手嶋悠貴『映画:フィッシュマンズ』(2021)を横浜ブルク13で観た。フィッシュマンズの映画というより、佐藤伸治を不在の中心としてテーマにした映画という印象。佐藤は「他人に任せる人」だったという言葉の一方に、晩年の楽曲は佐藤によるデモテープで(他のメンバーの創作を介さず)ほとんど完成されていたという言葉。その矛盾のなかで生きた佐藤伸治という人がよく感じられる映画だった。
関係者への長時間のインタヴューから過去映像も含めた膨大で緻密な編集まで、とても丁寧に作られているのだろう。パンフレットに「これは音楽映画ではない」という言葉があったけれど、それでよかったと僕は思う*1。へんに作家性を出して「映画」にしようとするわけでもなく、「映画」だの「音楽映画」だのといったジャンルの枠組みを先に立たせずに、対象と真摯に向き合い、それに即したニュートラルで素直なあり方。それはデビュー当初「レゲエの魂がない」と批判されたというフィッシュマンズらしいあり方と言えるかもしれない。
しかし佐藤伸治がいなくなってから現在に至るまでのフィッシュマンズをどう位置づけるかについては、若い監督の主体的な意志が垣間見えるような気もした。172分の映画では序盤で原田郁子とハナレグミが佐藤伸治の歌を歌うことの恐れ多さみたいなことを語り、終盤に茂木欣一が「佐藤伸治のいないフィッシュマンズは聴かない、という人もいて全然いい」ということを言っていた。それぞれのシーンは全体構成のなかでそれなりに意図的に配置されていると思うのだけど、それは佐藤伸治がいたフィッシュマンズとその後のフィッシュマンズを曖昧なまま連続させるのではなく、はっきり分節すべきだという意識によるのではないだろうか。

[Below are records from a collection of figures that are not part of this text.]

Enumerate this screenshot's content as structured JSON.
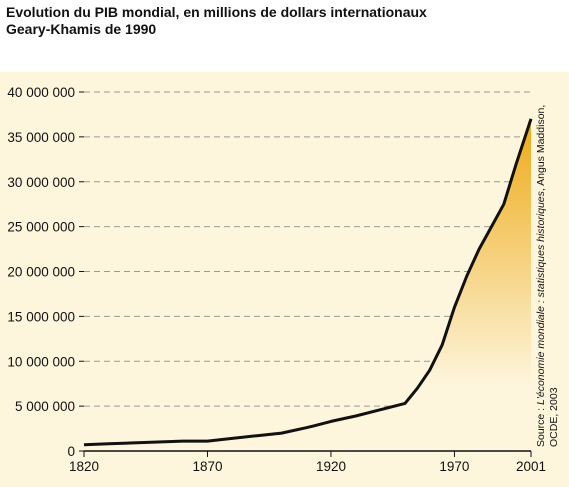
{
  "header": {
    "title_line1": "Evolution du PIB mondial, en millions de dollars internationaux",
    "title_line2": "Geary-Khamis de 1990"
  },
  "source": {
    "prefix": "Source : ",
    "italic": "L'économie mondiale : statistiques historiques",
    "suffix": ", Angus Maddison,",
    "line2": "OCDE, 2003"
  },
  "colors": {
    "background": "#fdf5dc",
    "area_top": "#eeaa16",
    "area_bottom": "#fdf5dc",
    "line": "#111111",
    "gridline": "#9a9a9a"
  },
  "chart_data": {
    "type": "area",
    "title": "Evolution du PIB mondial, en millions de dollars internationaux Geary-Khamis de 1990",
    "xlabel": "",
    "ylabel": "",
    "xlim": [
      1820,
      2001
    ],
    "ylim": [
      0,
      40000000
    ],
    "grid": true,
    "x_ticks": [
      1820,
      1870,
      1920,
      1970,
      2001
    ],
    "x_tick_labels": [
      "1820",
      "1870",
      "1920",
      "1970",
      "2001"
    ],
    "y_ticks": [
      0,
      5000000,
      10000000,
      15000000,
      20000000,
      25000000,
      30000000,
      35000000,
      40000000
    ],
    "y_tick_labels": [
      "0",
      "5 000 000",
      "10 000 000",
      "15 000 000",
      "20 000 000",
      "25 000 000",
      "30 000 000",
      "35 000 000",
      "40 000 000"
    ],
    "series": [
      {
        "x": [
          1820,
          1830,
          1840,
          1850,
          1860,
          1870,
          1880,
          1890,
          1900,
          1910,
          1913,
          1920,
          1930,
          1940,
          1950,
          1955,
          1960,
          1965,
          1970,
          1975,
          1980,
          1985,
          1990,
          1995,
          2001
        ],
        "y": [
          700000,
          800000,
          900000,
          1000000,
          1100000,
          1100000,
          1400000,
          1700000,
          2000000,
          2600000,
          2800000,
          3300000,
          3900000,
          4600000,
          5300000,
          7000000,
          9000000,
          11800000,
          16000000,
          19500000,
          22500000,
          25000000,
          27500000,
          32000000,
          37000000
        ]
      }
    ]
  }
}
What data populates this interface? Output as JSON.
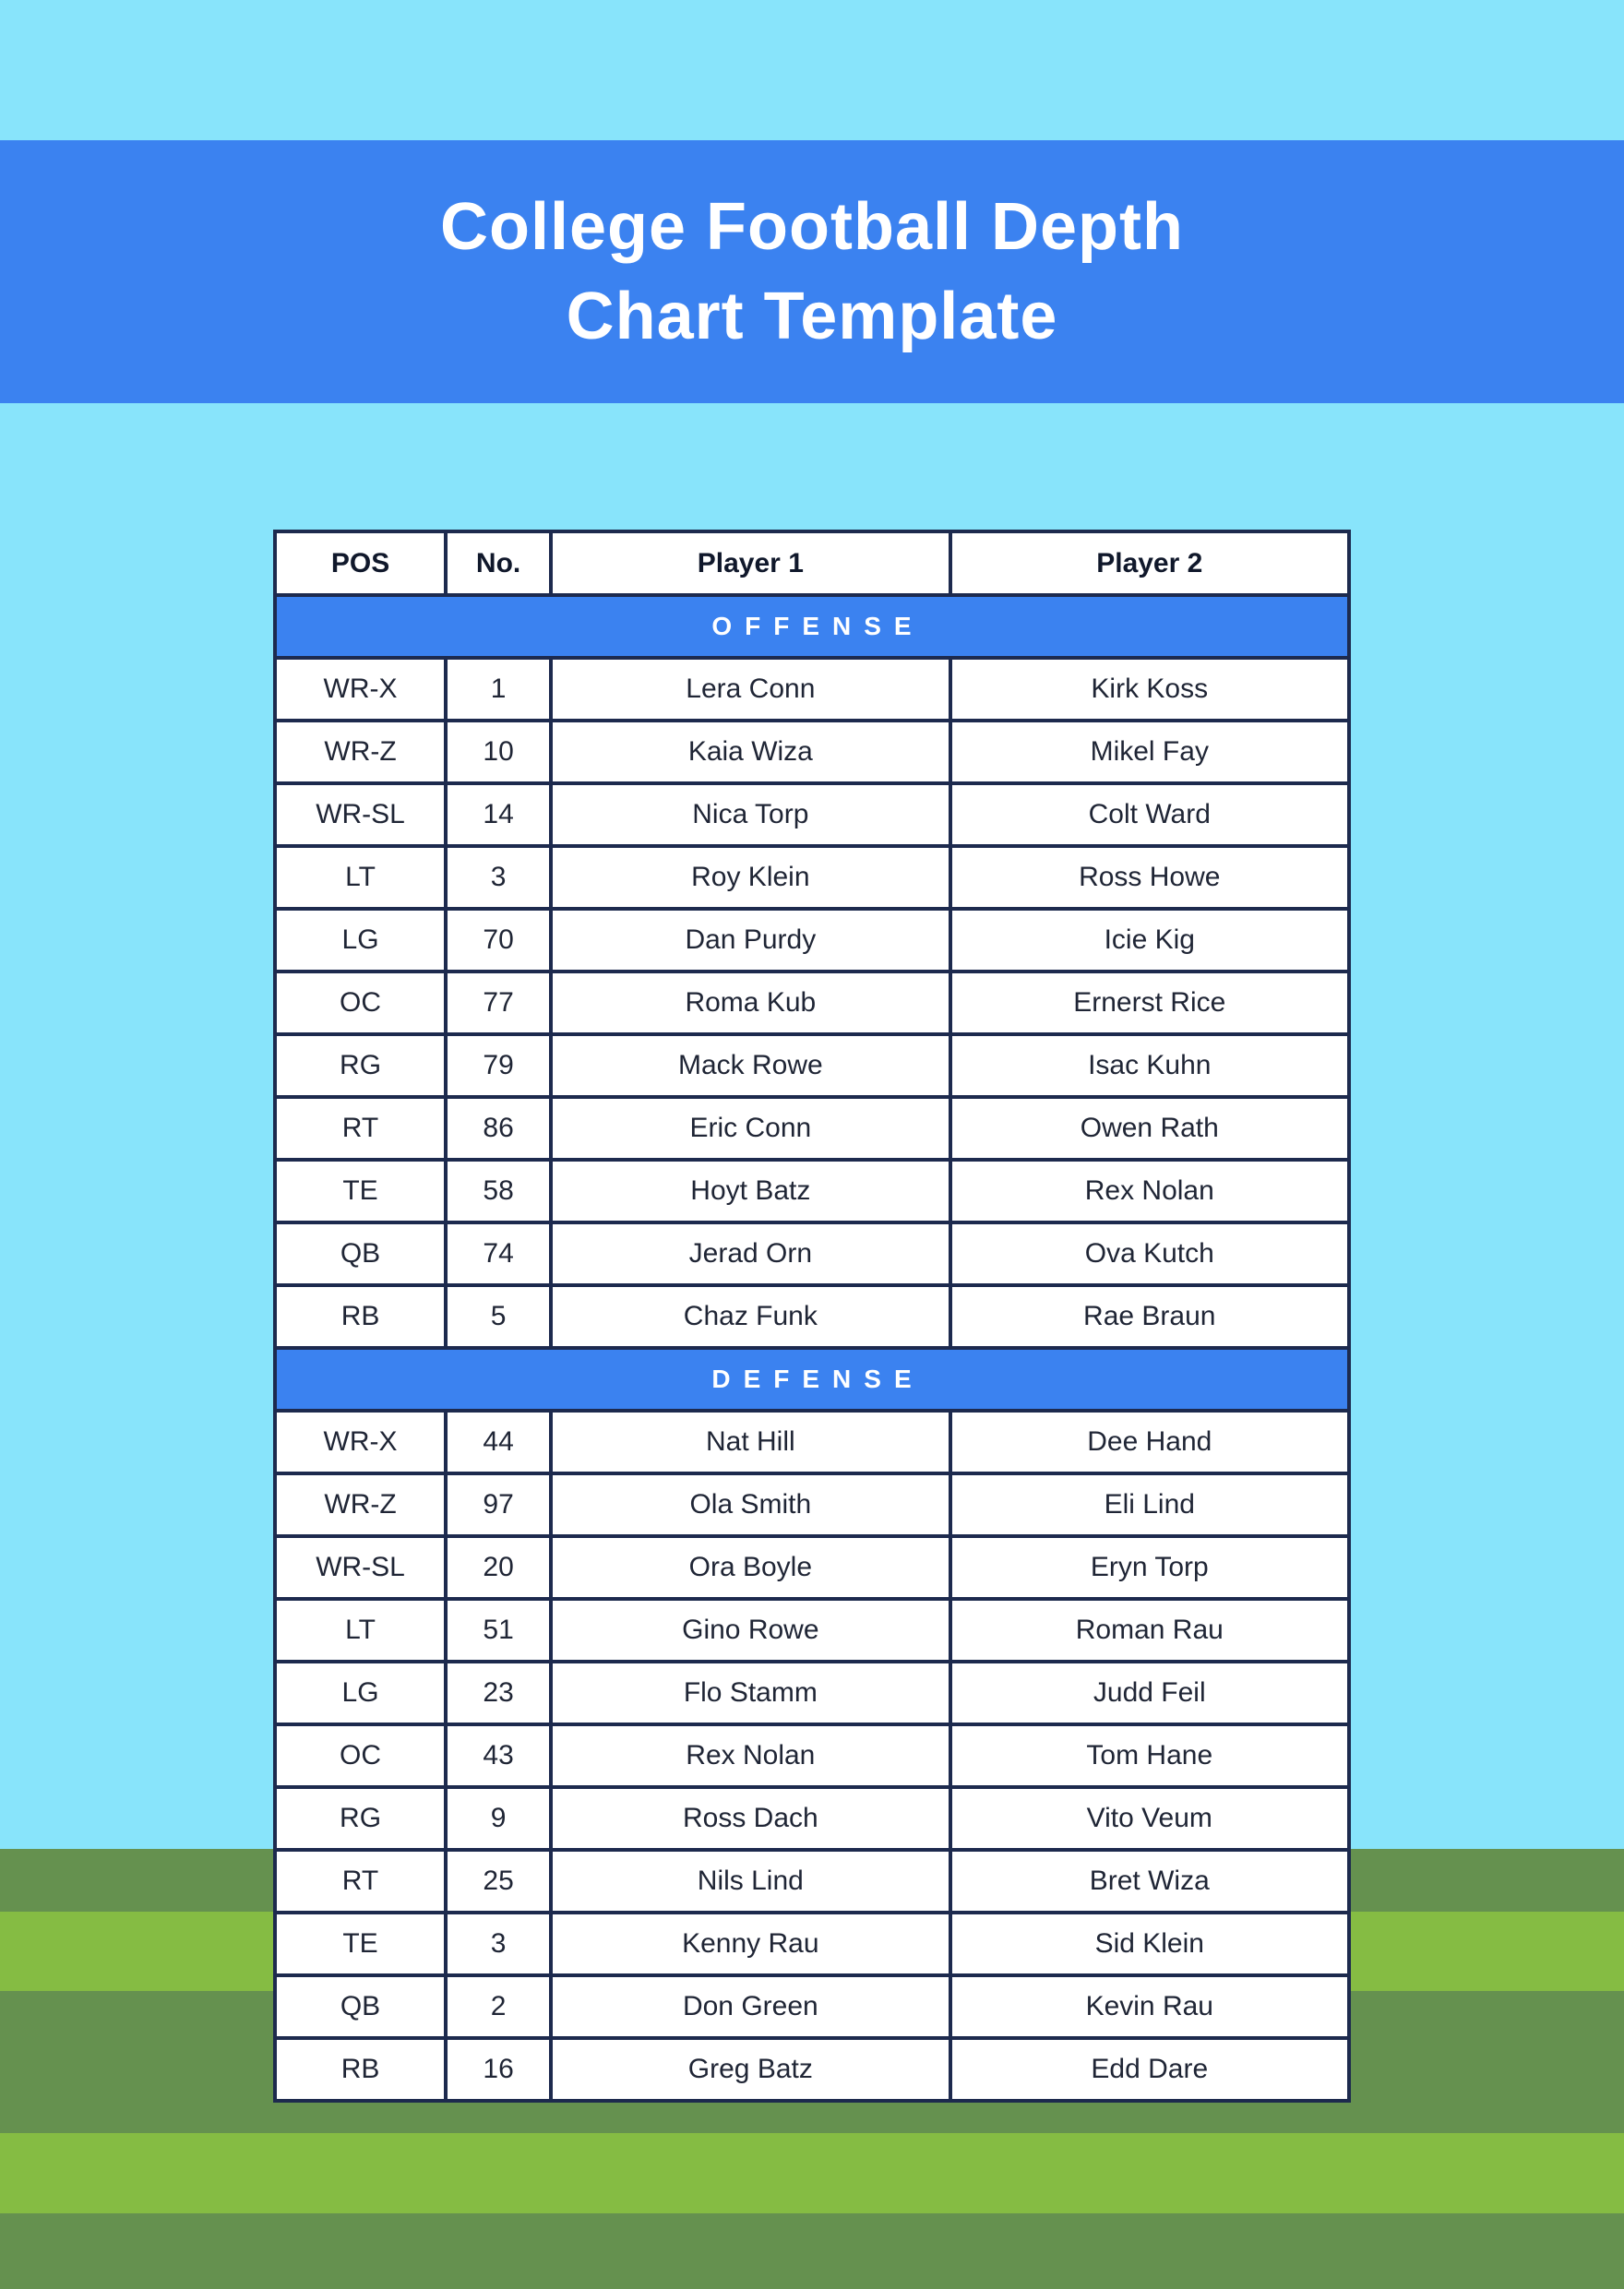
{
  "header": {
    "title_lines": [
      "College Football Depth",
      "Chart Template"
    ],
    "title_full": "College Football Depth Chart Template"
  },
  "table": {
    "columns": [
      "POS",
      "No.",
      "Player 1",
      "Player 2"
    ],
    "sections": [
      {
        "label": "OFFENSE",
        "rows": [
          [
            "WR-X",
            "1",
            "Lera Conn",
            "Kirk Koss"
          ],
          [
            "WR-Z",
            "10",
            "Kaia Wiza",
            "Mikel Fay"
          ],
          [
            "WR-SL",
            "14",
            "Nica Torp",
            "Colt Ward"
          ],
          [
            "LT",
            "3",
            "Roy Klein",
            "Ross Howe"
          ],
          [
            "LG",
            "70",
            "Dan Purdy",
            "Icie Kig"
          ],
          [
            "OC",
            "77",
            "Roma Kub",
            "Ernerst Rice"
          ],
          [
            "RG",
            "79",
            "Mack Rowe",
            "Isac Kuhn"
          ],
          [
            "RT",
            "86",
            "Eric Conn",
            "Owen Rath"
          ],
          [
            "TE",
            "58",
            "Hoyt Batz",
            "Rex Nolan"
          ],
          [
            "QB",
            "74",
            "Jerad Orn",
            "Ova Kutch"
          ],
          [
            "RB",
            "5",
            "Chaz Funk",
            "Rae Braun"
          ]
        ]
      },
      {
        "label": "DEFENSE",
        "rows": [
          [
            "WR-X",
            "44",
            "Nat Hill",
            "Dee Hand"
          ],
          [
            "WR-Z",
            "97",
            "Ola Smith",
            "Eli Lind"
          ],
          [
            "WR-SL",
            "20",
            "Ora Boyle",
            "Eryn Torp"
          ],
          [
            "LT",
            "51",
            "Gino Rowe",
            "Roman Rau"
          ],
          [
            "LG",
            "23",
            "Flo Stamm",
            "Judd Feil"
          ],
          [
            "OC",
            "43",
            "Rex Nolan",
            "Tom Hane"
          ],
          [
            "RG",
            "9",
            "Ross Dach",
            "Vito Veum"
          ],
          [
            "RT",
            "25",
            "Nils Lind",
            "Bret Wiza"
          ],
          [
            "TE",
            "3",
            "Kenny Rau",
            "Sid Klein"
          ],
          [
            "QB",
            "2",
            "Don Green",
            "Kevin Rau"
          ],
          [
            "RB",
            "16",
            "Greg Batz",
            "Edd Dare"
          ]
        ]
      }
    ]
  },
  "colors": {
    "sky_background": "#88e4fb",
    "banner_blue": "#3b82f0",
    "table_border_navy": "#1d2a4e",
    "cell_text": "#1f2535",
    "field_green_dark": "#65914f",
    "field_green_light": "#85bc43",
    "cell_background": "#ffffff",
    "title_text": "#ffffff"
  }
}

パンフレットに収録された座談(茂木欣一×原田郁子×ハナレグミ×UA)では、UAが「私なんか、てっきり郁子やタカシくんや私が歌うシーンも出てくるのかなって勝手に思ってたけど、いっさい出てきやしない(笑)」と言っている。あっけらかんとした言い方だけど、そういう言い方でなければ(あるいはUAでなければ)口にできないような、わりとシビアな事実ではないかと思う。たしかにそうしたシーンを多く入れて映画をつくる道すじもあっただろう。むしろ今、実際の人間関係のなかでフィッシュマンズの映画をつくろうとすれば、そういう方向になるのが自然の成り行きとさえ言えるかもしれない。でもこの映画はそれをしなかった。フィッシュマンズを今も続けている人たちにリスペクトを持ちながらも、へんに気を遣って空気に流されることなく、自分に見えてくる実像をシビアに捉える。そういう確固とした創作の態度には、「ちゃんとやる」というのが口癖だったという佐藤伸治も共感するのではないかと思った。関係者を一堂に集めて佐藤伸治やフィッシュマンズについて語ってもらうのではなく、あくまでひとりひとり個別に(数回にわたって)話を聞いたというのも、特定の状況に依存することなく、より深く個人に根ざした言葉を引き出し、より客観的に対象に迫ろうとしたからだろう。それが密でありながらも風通しのよい、この映画の基調になっていると思う。


*1:といって演奏シーンが少ないわけではない。ほどよいバランスで充実している。これはまさに映画館で観るべき映画だった。大きなスクリーンの効果というよりも、音の迫力と、公共的でありつつも個として没入できる空間性。